Hey everyone, I'm new here and hoping you guys can set my mind at ease... I just drove my car (2009 Nissan Versa) from San Diego to San Francisco, about 500 miles. At about 400 miles the check engine soon light came on (this was probably about 50 miles after I stopped for gas). I stopped at a gas station, checked the tire pressure, gas cap, and oil level, it was all normal. The car doesn't feel off at all, feels just fine. 

What could have caused the light to come on? Should I be worried about breaking down on the highway? I'm scheduled to drive back out to san diego early tomorrow morning and don't really have time to find a nissan service station and have it checked out. My brother thinks it's probably some minor sensor problem and I should be okay to drive back. Anyone else have this problem? Should I definitely have it checked out before hitting the road again? I've got an 8-10 hour drive ahead of me and I'm scared of breaking down. Thanks for your advice, sorry if I sound like a total newbie..


----------



## PbLead (Aug 8, 2009)

It's either the cap, or the other likely issue is the air/fuel ratio sensor, which sets a P2A00. If that's the case, take it to the dealer. There is a bulletin for that problem, but I just got word that the bulletin is about to be updated. If your dealer isn't currently aware of it, Nissan is saying to replace the rear O2 sensor as well. But there are a few other problems it could be. Those are the 2 largest ones.


----------



## Helliotrope (Aug 18, 2009)

I just had the same issue over the weekend with my 09 Versa with only 14,000 miles on it. After a long drive to Los Angeles and back the SES light came on and stayed on. I double checked the gas cap, made sure it was on snugly and after a few trips over the next couple of days it stayed on. The car ran perfectly fine. I took it into the dealership and they could find nothing wrong with it. They said it registered an evaporative leak code which was likely caused by the gas cap not being on tight enough--even though it was. 

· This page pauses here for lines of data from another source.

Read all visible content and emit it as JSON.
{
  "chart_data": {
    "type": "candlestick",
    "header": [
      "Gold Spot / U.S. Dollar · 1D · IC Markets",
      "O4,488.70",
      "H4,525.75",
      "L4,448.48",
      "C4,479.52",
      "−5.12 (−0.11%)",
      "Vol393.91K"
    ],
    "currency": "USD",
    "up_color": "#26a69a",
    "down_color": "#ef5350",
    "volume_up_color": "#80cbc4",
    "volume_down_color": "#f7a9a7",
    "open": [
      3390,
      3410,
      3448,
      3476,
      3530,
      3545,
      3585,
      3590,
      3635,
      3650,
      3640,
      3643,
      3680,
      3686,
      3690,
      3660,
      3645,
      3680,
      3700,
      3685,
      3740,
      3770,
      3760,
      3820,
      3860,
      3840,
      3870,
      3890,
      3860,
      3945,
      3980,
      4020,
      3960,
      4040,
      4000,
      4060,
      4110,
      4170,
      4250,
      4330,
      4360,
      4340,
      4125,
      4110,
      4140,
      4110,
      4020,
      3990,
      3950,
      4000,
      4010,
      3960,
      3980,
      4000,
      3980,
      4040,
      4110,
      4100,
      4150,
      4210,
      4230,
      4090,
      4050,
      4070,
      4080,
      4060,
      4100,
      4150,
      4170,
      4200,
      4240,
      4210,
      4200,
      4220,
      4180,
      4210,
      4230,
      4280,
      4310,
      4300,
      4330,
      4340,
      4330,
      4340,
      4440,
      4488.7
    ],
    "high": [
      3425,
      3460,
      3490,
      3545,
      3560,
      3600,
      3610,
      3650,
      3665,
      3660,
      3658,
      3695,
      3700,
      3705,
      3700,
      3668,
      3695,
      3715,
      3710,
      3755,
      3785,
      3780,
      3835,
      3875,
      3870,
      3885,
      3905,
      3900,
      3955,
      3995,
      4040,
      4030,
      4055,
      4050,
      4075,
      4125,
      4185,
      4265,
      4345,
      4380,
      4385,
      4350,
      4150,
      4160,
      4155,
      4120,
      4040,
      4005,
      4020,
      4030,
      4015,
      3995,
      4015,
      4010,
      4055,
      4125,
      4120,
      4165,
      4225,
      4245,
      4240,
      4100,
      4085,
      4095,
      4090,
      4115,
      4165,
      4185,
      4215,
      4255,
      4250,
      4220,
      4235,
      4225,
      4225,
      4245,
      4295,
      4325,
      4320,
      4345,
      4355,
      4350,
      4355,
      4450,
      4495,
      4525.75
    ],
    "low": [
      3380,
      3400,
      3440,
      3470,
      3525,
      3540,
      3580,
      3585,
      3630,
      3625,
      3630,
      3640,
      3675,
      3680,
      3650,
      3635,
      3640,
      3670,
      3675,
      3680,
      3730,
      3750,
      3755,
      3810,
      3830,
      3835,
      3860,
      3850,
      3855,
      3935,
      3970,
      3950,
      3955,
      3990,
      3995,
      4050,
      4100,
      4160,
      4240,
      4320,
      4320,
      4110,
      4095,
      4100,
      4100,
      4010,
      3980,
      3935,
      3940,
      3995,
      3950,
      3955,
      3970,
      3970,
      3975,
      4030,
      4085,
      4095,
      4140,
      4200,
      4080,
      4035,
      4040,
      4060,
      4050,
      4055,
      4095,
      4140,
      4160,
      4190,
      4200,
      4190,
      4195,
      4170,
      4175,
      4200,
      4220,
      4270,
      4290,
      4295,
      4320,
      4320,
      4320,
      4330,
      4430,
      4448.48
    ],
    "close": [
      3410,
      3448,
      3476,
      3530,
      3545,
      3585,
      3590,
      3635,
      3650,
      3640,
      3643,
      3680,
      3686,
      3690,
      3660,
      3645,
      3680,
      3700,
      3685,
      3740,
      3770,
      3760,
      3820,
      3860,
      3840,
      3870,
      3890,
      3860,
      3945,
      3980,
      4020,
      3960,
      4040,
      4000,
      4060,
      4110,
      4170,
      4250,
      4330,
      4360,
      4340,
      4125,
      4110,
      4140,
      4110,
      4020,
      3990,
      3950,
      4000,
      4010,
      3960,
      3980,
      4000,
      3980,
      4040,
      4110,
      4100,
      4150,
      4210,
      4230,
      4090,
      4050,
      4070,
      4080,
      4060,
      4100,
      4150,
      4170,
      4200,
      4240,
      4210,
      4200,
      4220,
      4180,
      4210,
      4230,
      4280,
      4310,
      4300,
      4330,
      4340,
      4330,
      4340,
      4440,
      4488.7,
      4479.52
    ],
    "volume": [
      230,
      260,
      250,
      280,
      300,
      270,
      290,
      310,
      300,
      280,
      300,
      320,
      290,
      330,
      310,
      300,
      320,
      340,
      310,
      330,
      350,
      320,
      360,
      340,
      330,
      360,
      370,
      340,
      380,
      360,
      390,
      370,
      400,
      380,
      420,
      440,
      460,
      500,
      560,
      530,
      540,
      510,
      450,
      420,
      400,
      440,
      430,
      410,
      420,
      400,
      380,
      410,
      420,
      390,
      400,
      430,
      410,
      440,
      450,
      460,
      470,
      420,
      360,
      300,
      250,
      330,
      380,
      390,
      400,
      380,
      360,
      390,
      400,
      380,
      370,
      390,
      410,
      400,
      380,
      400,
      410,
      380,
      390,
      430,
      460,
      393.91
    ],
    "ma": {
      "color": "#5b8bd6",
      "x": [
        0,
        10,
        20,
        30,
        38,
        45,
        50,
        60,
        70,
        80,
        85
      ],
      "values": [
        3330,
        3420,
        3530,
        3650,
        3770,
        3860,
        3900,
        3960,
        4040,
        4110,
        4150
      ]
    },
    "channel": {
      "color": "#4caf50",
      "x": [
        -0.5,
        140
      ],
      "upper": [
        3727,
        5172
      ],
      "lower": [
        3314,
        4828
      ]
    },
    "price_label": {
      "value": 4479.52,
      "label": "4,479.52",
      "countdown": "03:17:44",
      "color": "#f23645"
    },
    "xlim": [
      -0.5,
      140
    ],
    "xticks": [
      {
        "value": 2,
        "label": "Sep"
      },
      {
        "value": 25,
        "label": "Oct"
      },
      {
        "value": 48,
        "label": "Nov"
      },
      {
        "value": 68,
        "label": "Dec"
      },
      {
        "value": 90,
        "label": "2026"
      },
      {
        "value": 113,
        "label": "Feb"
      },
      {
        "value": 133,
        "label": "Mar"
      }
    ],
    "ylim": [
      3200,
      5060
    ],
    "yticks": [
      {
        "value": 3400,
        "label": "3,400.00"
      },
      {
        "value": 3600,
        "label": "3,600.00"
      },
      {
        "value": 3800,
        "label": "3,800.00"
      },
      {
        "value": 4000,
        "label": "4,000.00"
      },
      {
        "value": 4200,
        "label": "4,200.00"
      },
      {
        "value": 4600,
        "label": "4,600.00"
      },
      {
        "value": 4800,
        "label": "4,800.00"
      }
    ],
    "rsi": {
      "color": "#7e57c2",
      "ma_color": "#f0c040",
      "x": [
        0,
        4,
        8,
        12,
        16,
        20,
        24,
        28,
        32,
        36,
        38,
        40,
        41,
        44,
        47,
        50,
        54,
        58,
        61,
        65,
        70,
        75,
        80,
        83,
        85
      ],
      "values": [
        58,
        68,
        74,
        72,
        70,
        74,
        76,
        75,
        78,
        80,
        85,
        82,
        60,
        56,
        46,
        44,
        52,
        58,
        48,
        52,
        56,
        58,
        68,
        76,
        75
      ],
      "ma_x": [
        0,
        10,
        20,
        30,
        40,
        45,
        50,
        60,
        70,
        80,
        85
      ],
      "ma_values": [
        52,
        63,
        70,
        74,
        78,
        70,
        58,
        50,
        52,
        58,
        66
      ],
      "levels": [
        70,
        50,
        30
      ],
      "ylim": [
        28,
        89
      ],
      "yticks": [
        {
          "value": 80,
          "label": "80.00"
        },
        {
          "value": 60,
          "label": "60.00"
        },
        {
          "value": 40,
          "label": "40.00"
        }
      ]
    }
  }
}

Did you ever hear anything about your issue? Did it go away?


----------



## pezar (Jan 30, 2010)

Helliotrope said:


> I just had the same issue over the weekend with my 09 Versa with only 14,000 miles on it. After a long drive to Los Angeles and back the SES light came on and stayed on. I double checked the gas cap, made sure it was on snugly and after a few trips over the next couple of days it stayed on. The car ran perfectly fine. I took it into the dealership and they could find nothing wrong with it. They said it registered an evaporative leak code which was likely caused by the gas cap not being on tight enough--even though it was.
> 
> Did you ever hear anything about your issue? Did it go away?


Your dealer's service dept must be incompetent. I had an evap code on my Sentra that I currently own and it took them all day, but they FINALLY traced it to the vacuum cut valve. I'm not sure what it does, but replacing it took care of the problem. If your dealer is saying "it's your gas cap" just to get rid of you, see somebody else.


----------